Once the foundations for the IIAF have been set, it is critical to consider the implementation of the IIAF. Implementation of an IIAF learning cycles curriculum requires the instructor and the curriculum designer to meticulously plan each learner touchpoint or student contact by first considering the environment. In the final section of this article, I will highlight (1) the curricular environment set up, (2), and the first holistic cycle that encourages effective growth mindset through experiential learning and identity development. Each of these are essential implementation components that serve the lifelong learning needs of each and every student within the classroom. Implemented correctly, the instructor will guide not only the class but also every learner will have the opportunity to become a self-regulating lifelong learner should they choose to transfer their IIAF knowledge, skills, attitudes and values to other learning environments. From the theoretical components above: Integration, Continuity, and Engagement (ICE) towards lifelong learning biography development are central components of the implementation of the IIAF model.

Many curricula are based around a single curricular model that guides the implementation; however, the IIAF curriculum is based around the synergy of four main curricular implementation models that allows the foundations described above to impact learners. These are all implemented concomitantly and require an experienced HE instructor to implement. Figure 11 below shows the four main implementation models. First is immersion, where all curriculum content is filtered through five distinct lenses. There are five areas of immersion for this curriculum that were used in its current context. These are language, process of learning, experiential based learning, whole self-appraisal and mentorship, and senses. This means that the instructor will set parameters that immerse the students within each of these areas and mentor the students on how to function within this immersion environment. These immersion areas expose each learner to their individual process of learning where the students develop a trust in their senses, embrace their current level of biography and have the opportunity to see learning as a process. Taken in the aggregate, these five areas of immersion serve to create a Community of Practice (CoP) (Wenger, 2000; Wenger, McDermott, & Snyder, 2002) and to create the safe environment for the 4 “I” orientation of learning.

Secondly, a threaded model is used to create continuity within the classroom cycles of learning by having active practice of learning cycles link to one another on a task to task basis while also extending to a class to class basis. Once again it is tantamount to note that as shown above in Figures 3 , 8 and 9 that these learning cycles will be mentored in phase one of the curriculum and based upon the IIAF models will provide learners with the opportunity to explore mentorship of the cycles. As seen in curriculum implementation model two, there are five cycles of learning that are introduced in the first phase of the IIAF curriculum (See Figure 12 ). While there are others that are also included, these five are the first cycles to be mentored in order to provide the learners with experience in (1) initiating their identity, (2) developing a safe sense of community, (3) developing effective methods of discussion, (4) effective reflective practice within a learning environment, and (5) experiencing mentorship in effective peer feedback combined with coaching and also instructor formative feedback. The first two implementation models fit together in a complimentary way and also work towards several of the foundations within the theoretical underpinnings of the IIAF curriculum.

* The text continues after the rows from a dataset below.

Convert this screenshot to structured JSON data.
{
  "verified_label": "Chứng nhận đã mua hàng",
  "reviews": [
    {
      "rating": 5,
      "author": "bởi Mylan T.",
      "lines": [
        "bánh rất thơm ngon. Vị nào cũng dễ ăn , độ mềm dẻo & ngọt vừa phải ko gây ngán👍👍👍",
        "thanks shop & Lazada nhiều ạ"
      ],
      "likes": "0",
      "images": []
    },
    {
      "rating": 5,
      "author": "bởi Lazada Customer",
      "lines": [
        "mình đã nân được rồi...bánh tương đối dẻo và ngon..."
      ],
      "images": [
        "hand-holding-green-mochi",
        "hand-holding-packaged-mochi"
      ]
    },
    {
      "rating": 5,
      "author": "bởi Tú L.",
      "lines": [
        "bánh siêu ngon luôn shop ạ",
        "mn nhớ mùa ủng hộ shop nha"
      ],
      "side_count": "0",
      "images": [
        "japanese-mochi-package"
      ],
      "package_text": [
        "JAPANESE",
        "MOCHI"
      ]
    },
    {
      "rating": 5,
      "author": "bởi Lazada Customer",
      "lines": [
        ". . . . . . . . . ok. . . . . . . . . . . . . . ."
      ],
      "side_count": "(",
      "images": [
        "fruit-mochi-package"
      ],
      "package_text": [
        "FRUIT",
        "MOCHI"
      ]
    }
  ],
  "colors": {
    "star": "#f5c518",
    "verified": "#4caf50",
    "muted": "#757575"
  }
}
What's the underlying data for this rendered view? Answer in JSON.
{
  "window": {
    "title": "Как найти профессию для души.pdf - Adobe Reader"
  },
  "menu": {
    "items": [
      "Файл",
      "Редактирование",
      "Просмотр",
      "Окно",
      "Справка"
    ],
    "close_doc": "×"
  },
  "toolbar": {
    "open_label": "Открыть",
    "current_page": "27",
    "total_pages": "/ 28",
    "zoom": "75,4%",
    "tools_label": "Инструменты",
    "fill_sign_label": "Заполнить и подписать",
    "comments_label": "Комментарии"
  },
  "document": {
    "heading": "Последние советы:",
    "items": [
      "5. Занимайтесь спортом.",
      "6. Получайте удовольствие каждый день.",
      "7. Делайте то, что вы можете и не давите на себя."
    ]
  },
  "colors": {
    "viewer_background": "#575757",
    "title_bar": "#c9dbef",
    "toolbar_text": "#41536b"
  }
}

Thirdly, is the integration model. The learners have the opportunity to receive mentorship in the area of individual integration of knowledge, skills, attitudes and values within their own learning biography. The learners are given classroom time to explore each of the 4 “I” Orientation of learning positions as they are asked to integrate content together while also being asked to integrate new knowledge, skills, attitudes into their biographies. This provides opportunities for changes in values and adaptations based on disjuncture and crisis. Learners are encouraged to update their PLP and DID during these opportunities. This is a critical area of the curriculum, as it encourages the learners to develop a growth mindset through the content and the experiences in the class within the threaded cycles that are presented in area two within the immersion areas of the classroom.

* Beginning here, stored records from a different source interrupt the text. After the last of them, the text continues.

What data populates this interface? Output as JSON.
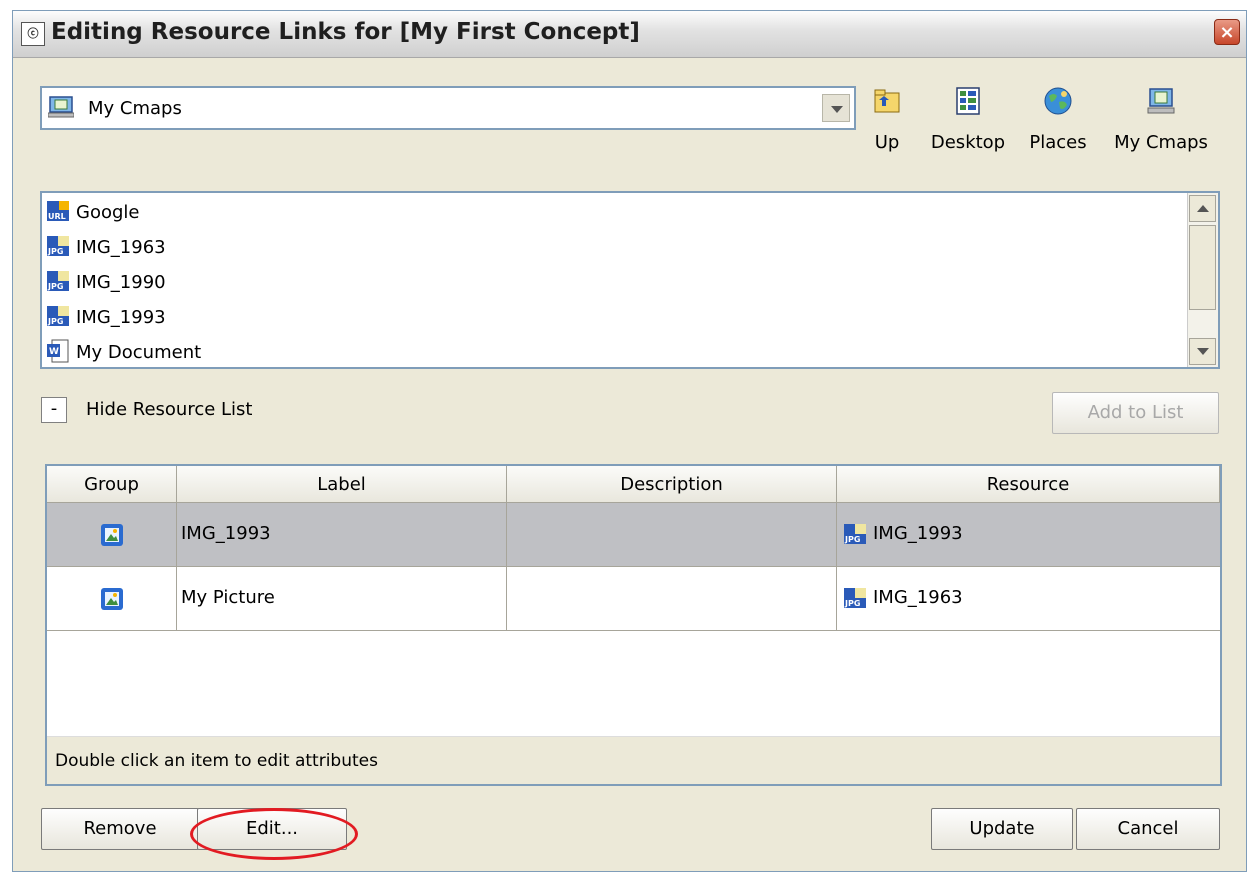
{
  "window": {
    "title": "Editing Resource Links for [My First  Concept]",
    "close_symbol": "×"
  },
  "location": {
    "selected": "My Cmaps"
  },
  "toolbar": {
    "up_label": "Up",
    "desktop_label": "Desktop",
    "places_label": "Places",
    "mycmaps_label": "My Cmaps"
  },
  "resource_list": {
    "items": [
      {
        "label": "Google",
        "icon": "url-icon"
      },
      {
        "label": "IMG_1963",
        "icon": "jpg-icon"
      },
      {
        "label": "IMG_1990",
        "icon": "jpg-icon"
      },
      {
        "label": "IMG_1993",
        "icon": "jpg-icon"
      },
      {
        "label": "My Document",
        "icon": "word-doc-icon"
      }
    ]
  },
  "resource_toggle": {
    "symbol": "-",
    "label": "Hide Resource List"
  },
  "add_to_list_label": "Add to List",
  "links_table": {
    "columns": [
      "Group",
      "Label",
      "Description",
      "Resource"
    ],
    "rows": [
      {
        "group_icon": "picture-icon",
        "label": "IMG_1993",
        "description": "",
        "resource": "IMG_1993",
        "resource_icon": "jpg-icon",
        "selected": true
      },
      {
        "group_icon": "picture-icon",
        "label": "My Picture",
        "description": "",
        "resource": "IMG_1963",
        "resource_icon": "jpg-icon",
        "selected": false
      }
    ],
    "status": "Double click an item to edit attributes"
  },
  "buttons": {
    "remove": "Remove",
    "edit": "Edit...",
    "update": "Update",
    "cancel": "Cancel"
  },
  "colors": {
    "selected_row": "#bfc0c4",
    "highlight": "#e21b22",
    "dialog_bg": "#ece9d8"
  }
}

The fourth and final implementation area is the social networking model (not solely digital). Learners are mentored how to communicate within the classroom initially within a discussion cycle which extends into cycles of argument, presentation and beyond. This offers the learners the opportunity to become effective in communicating in academic discussions and to effectively learn how to use the Zone of Proximal Development (ZPD) (Vygotsky,1978). Very quickly, ZPD is essentially the use of an individual’s biography restricted to and stretched beyond the limits of its knowledge and skills as it is combined with another learner’s biography. Learners work together to create shared meaning, develop new knowledge and skills, questions each other’s understanding and to also validate each other’s strengths and weaknesses. Learners work together in the social networking model in order to expand understanding and to go beyond where their own limits may have ended. The only issue that I have with implementing ZPD is that many teachers/instructors hold that simply putting learners in pairs or groups is sufficient to produce ZPD or an enlarged learning potential. I would suggest that mentoring learners how to work effectively in groups is critical, so that learners work together effectively to self-initiate ZPD rather than waiting for it to spontaneously happen. Once again this shows the engagement component of the IIAF and this curriculum implementation area is critical to the social part of nature and also represents the social constructivist side of experiential learning.

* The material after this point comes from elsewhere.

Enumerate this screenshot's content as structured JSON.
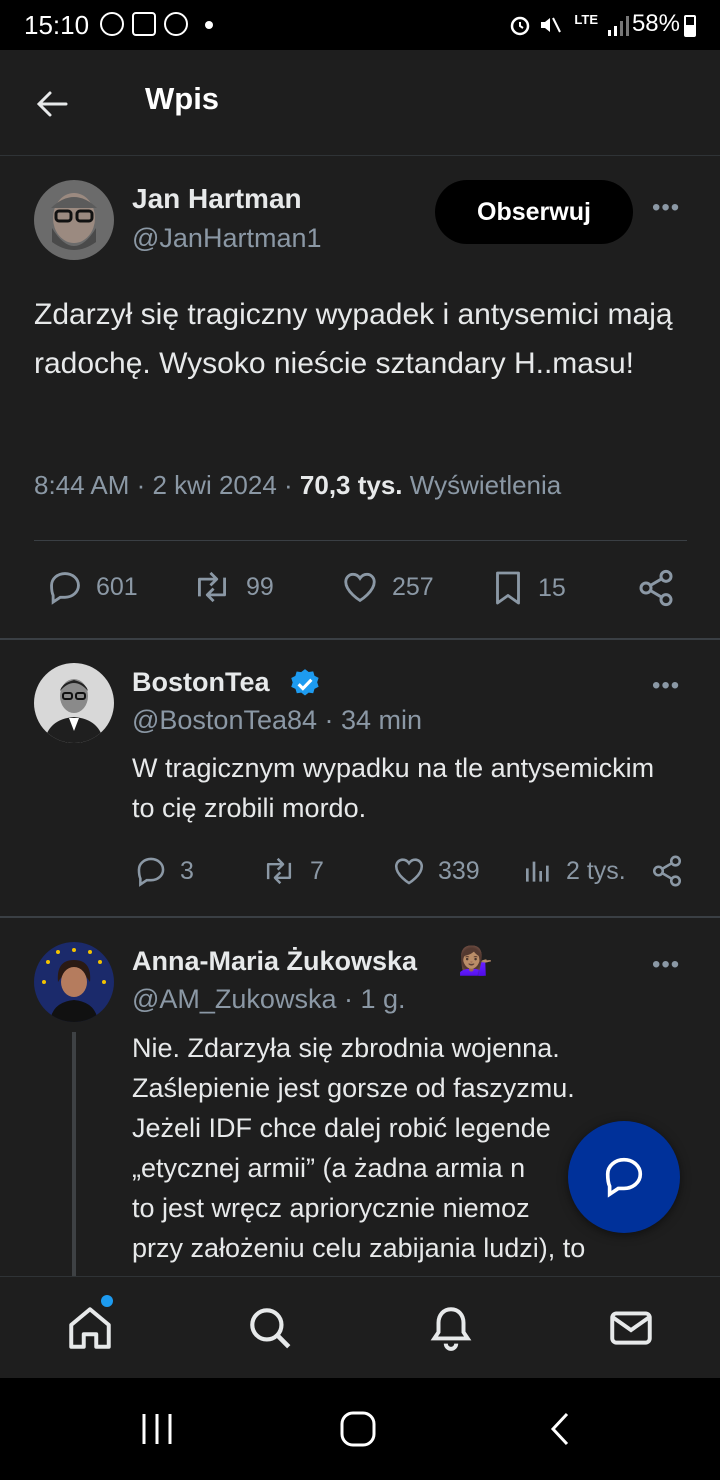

As explained above and shown below in Figure 11 , there are two main areas of the implementation of the IIAF curriculum that are classroom creation focussed. These are the immersion and the threaded components. They serve as input for the learners and the CoP environment and are marked with input arrows. The final two areas serve two components of learning: (1) the internal cognitive and metacognitive areas of each learner combined with (2) their experiences within the social world. Essentially, curriculum areas three and four provide opportunities to have engagement with learning, content and self-appraisal. Engagement is the final aspect of the ICE principles that I purport are critical to any curriculum, especially, the IIAF curriculum. Engagement is particularly critical because it endeavours to create solid habits of mind and to build lifelong learning biographies. Looking in the centre of Figure 11 is a circle that represents the CoP classroom. Within that circle, the triangles represent a learning individual with Knowledge (K), Skills (S), and Attitudes (A) included and with the “I” orientation and values of the learners in the centre of each triangle. Each learner is provided the opportunity, through classroom tasks, to integrate KSA into their biography while also either concomitantly or separately engaging in the social world with peers and instructors. Both area three and four are the true driving force behind the IIAF curriculum. While the immersion and the threading serve to organize, map, and scaffold information, the integration and the social networking provide opportunities for learners to develop the 4 “I” areas of the curricular foundations through active practice. These foundations are: (1) “I” the learner; (2) “I” the subject; (3) “I” the communicator; and (4) “I” the teammate. In order for this process to take place the instructor must be flexible in learning mindset but also must have clear outcomes that provide the ability for learners to cyclically work towards a comprehensive lifelong learning skillset.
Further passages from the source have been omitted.